Esta trajetória, contudo, sofreu uma ruptura a partir de 2016, quando forjou-se uma coalizão política e social orientada por princípios não apenas distintos, mas antagônicos aos preconizados na Constituição. Por exemplo, a PEC 95, de 2016, limita os gastos públicos por 20 anos, afetando diretamente os investimentos em políticas sociais, o que tem produzido efeitos perversos: fome, pobreza e desigualdade social. Estes indicadores retrocederam aos valores do começo da década[1].

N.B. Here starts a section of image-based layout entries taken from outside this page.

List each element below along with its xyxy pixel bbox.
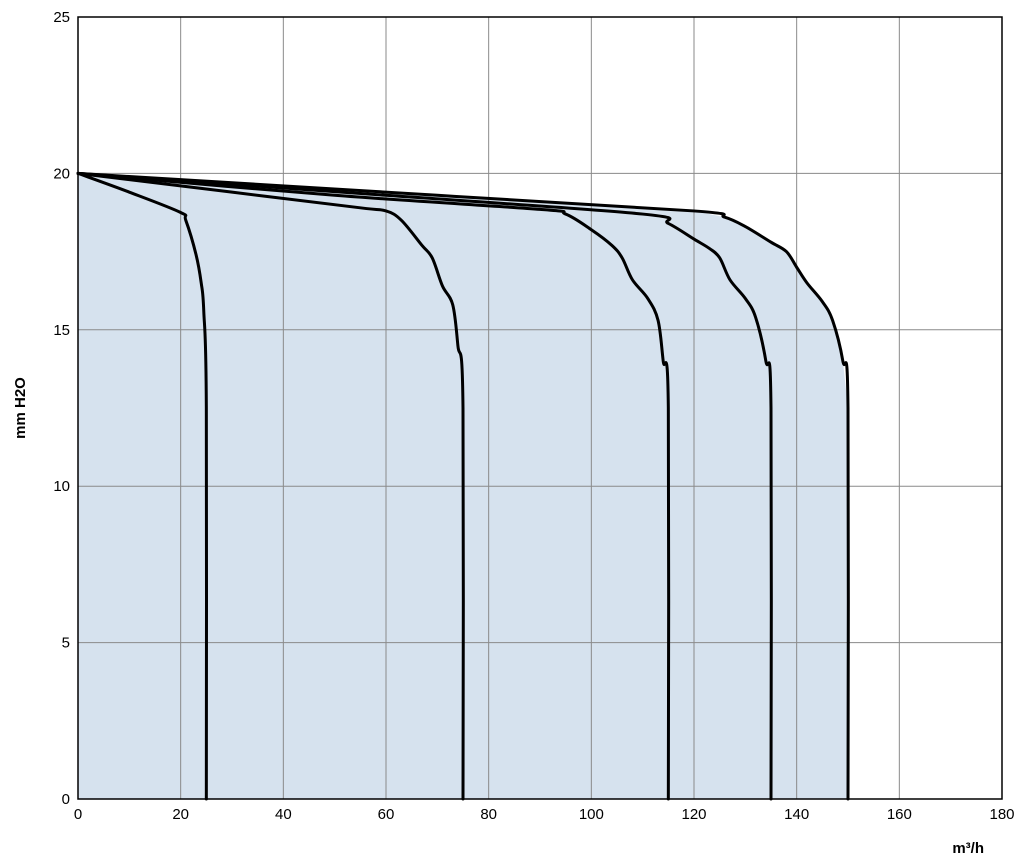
x-tick-label: 40 — [275, 806, 292, 823]
series-line-4 — [76, 171, 773, 801]
y-tick-label: 5 — [62, 635, 70, 652]
y-tick-label: 10 — [53, 478, 70, 495]
y-tick-label: 20 — [53, 165, 70, 182]
series-line-5 — [76, 171, 850, 801]
x-axis-label: m³/h — [952, 840, 984, 857]
y-tick-label: 15 — [53, 322, 70, 339]
grid-layer — [78, 17, 1002, 799]
series-line-1 — [76, 171, 209, 801]
y-axis-label: mm H2O — [12, 377, 29, 439]
x-tick-label: 60 — [378, 806, 395, 823]
x-tick-label: 180 — [989, 806, 1014, 823]
x-tick-label: 120 — [681, 806, 706, 823]
x-tick-label: 100 — [579, 806, 604, 823]
series-line-2 — [76, 171, 465, 801]
y-tick-label: 25 — [53, 9, 70, 26]
x-tick-label: 20 — [172, 806, 189, 823]
x-tick-label: 160 — [887, 806, 912, 823]
curve-layer — [76, 171, 850, 801]
x-tick-label: 0 — [74, 806, 82, 823]
y-tick-label: 0 — [62, 791, 70, 808]
plot-frame — [77, 16, 1003, 800]
series-line-3 — [76, 171, 671, 801]
x-tick-label: 140 — [784, 806, 809, 823]
x-tick-labels: 0 20 40 60 80 100 120 140 160 180 — [74, 806, 1015, 823]
x-tick-label: 80 — [480, 806, 497, 823]
y-tick-labels: 0 5 10 15 20 25 — [53, 9, 70, 808]
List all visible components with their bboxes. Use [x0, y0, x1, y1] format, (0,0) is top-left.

A justificativa para este desmonte se assenta no pressuposto da austeridade fiscal. Mas como diversos estudos apontam[2], uma política tributária progressiva poderia financiar a ampliação dos recursos investidos nas políticas de proteção, com efeitos diretos na redução das desigualdades. Existem evidências de que as inversões sociais produzem consequências no crescimento econômico –cada real gasto com transferências para os mais pobres gera um crescimento do PIB superior a R$ 1,7, dinamizando, portanto, a própria economia.

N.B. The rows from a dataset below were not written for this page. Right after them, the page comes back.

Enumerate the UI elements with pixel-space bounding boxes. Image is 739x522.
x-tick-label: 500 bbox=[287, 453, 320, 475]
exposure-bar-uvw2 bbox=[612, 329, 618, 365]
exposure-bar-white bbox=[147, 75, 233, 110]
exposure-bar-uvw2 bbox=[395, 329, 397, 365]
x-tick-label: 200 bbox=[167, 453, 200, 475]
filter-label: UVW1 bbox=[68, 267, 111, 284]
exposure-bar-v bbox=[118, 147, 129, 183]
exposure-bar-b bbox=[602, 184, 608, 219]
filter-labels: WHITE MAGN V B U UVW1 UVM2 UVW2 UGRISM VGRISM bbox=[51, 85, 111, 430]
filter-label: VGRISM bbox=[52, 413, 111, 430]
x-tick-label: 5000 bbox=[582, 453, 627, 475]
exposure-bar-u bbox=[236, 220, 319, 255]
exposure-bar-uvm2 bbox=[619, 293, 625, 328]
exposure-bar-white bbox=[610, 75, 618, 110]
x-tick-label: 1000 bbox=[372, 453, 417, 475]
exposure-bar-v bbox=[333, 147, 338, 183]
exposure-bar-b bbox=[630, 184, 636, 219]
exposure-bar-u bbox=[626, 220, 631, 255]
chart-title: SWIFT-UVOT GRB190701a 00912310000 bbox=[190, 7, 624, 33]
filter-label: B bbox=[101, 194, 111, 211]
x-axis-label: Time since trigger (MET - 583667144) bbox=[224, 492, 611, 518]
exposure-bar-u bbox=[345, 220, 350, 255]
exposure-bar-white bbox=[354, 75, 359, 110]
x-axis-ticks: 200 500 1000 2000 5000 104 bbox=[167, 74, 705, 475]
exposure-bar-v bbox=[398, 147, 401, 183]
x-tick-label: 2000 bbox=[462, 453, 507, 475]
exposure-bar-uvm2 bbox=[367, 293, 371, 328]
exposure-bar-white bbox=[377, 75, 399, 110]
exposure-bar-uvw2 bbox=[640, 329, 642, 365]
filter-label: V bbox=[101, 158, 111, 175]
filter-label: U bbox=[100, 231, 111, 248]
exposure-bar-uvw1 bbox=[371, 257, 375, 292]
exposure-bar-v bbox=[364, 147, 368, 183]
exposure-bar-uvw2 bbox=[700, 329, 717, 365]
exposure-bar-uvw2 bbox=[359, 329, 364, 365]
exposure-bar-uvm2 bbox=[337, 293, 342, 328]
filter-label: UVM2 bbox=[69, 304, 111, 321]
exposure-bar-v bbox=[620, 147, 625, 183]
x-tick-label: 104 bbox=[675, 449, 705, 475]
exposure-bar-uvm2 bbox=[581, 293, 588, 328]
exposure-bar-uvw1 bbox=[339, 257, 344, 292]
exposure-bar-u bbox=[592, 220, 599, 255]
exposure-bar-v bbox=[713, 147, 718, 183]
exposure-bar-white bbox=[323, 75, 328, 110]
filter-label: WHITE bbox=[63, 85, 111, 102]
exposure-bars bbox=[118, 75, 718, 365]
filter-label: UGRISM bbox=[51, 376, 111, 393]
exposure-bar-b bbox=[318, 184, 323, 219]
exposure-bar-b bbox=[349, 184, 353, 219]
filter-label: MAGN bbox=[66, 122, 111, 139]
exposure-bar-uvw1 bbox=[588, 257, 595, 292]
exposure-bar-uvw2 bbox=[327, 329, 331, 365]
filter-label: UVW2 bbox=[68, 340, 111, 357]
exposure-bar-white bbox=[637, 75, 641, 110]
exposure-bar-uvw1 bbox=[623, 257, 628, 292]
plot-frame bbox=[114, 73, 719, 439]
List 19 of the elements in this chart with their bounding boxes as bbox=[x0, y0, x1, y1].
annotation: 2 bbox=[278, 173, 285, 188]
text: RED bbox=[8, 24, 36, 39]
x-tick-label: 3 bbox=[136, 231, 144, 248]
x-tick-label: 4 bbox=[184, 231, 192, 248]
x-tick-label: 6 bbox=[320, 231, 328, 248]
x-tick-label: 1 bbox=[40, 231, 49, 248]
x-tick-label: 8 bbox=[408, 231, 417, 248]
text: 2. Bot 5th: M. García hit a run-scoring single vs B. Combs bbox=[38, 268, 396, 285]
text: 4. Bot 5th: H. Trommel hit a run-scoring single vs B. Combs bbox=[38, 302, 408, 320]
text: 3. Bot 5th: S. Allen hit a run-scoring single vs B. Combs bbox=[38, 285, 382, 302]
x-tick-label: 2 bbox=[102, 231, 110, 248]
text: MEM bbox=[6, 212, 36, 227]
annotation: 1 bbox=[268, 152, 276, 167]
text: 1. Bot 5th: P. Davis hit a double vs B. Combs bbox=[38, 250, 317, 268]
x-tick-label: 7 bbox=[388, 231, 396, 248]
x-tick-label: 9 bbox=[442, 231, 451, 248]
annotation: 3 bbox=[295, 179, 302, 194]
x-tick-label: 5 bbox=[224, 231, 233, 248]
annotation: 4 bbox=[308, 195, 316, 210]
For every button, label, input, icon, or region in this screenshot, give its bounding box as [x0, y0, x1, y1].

O que está na base desse retrocesso é uma indiferença aos temas da desigualdade e um retorno a uma visão liberal de proteção social, que deixa o mercado como o eixo organizador da provisão de bens e serviços sociais, enfraquecendo ainda as pautas de enfrentamento das desigualdades de raça e gênero. As escolhas são políticas, e a desigualdade pode ser enfrentada. Se o argumento ético ou a dimensão normativa de justiça não forem suficientes para pautar a defesa de políticas de proteção social comprometidas com a redução das desigualdades, que esta defesa seja então por razões mais pragmáticas, para favorecer o desenvolvimento econômico e viabilizar a manutenção do tecido social, sob pena do seu esgarçamento e da barbárie.

Carla Bronzo

Professora, pesquisadora e diretora adjunta da Escola de Governo da Fundação João Pinheiro (FJP). Integrante do Observatório das Desigualdades da FJP

Bruno Lazzarotti

Professor e pesquisador da Fundação João Pinheiro (FJP). Coordenador do Observatório das Desigualdades da FJP

Matheus Arcelo Silva

Professor e Especialista em Políticas Públicas e Gestão Governamental, atuando na Fundação João Pinheiro (FJP). Integrante do Observatório das Desigualdades da FJP

Marina Silva.

Graduanda em Administração pela Fundação João Pinheiro (FJP). Coordenadora discente do Observatório das Desigualdades da FJP

[1] BARBOSA, Rogério; FERREIRA DE SOUZA, Pedro; SOARES, Serguei. Desigualdade de renda no Brasil de 2012 a 2019. Blog DADOS, 2020 [2] ANFIP. A Reforma Tributária Necessária. Justiça fiscal é possível: subsídios para o debate democrático sobre o novo desenho da tributação brasileira / ANFIP – Associação Nacional dos Auditores-Fiscais da Receita Federal do Brasil e FENAFISCO – Federação Nacional do Fisco Estadual e Distrital. Eduardo Fagnani (organizador). Brasília: ANFIP: FENAFISCO: São Paulo: Plataforma Política Social, 2018. 56 p.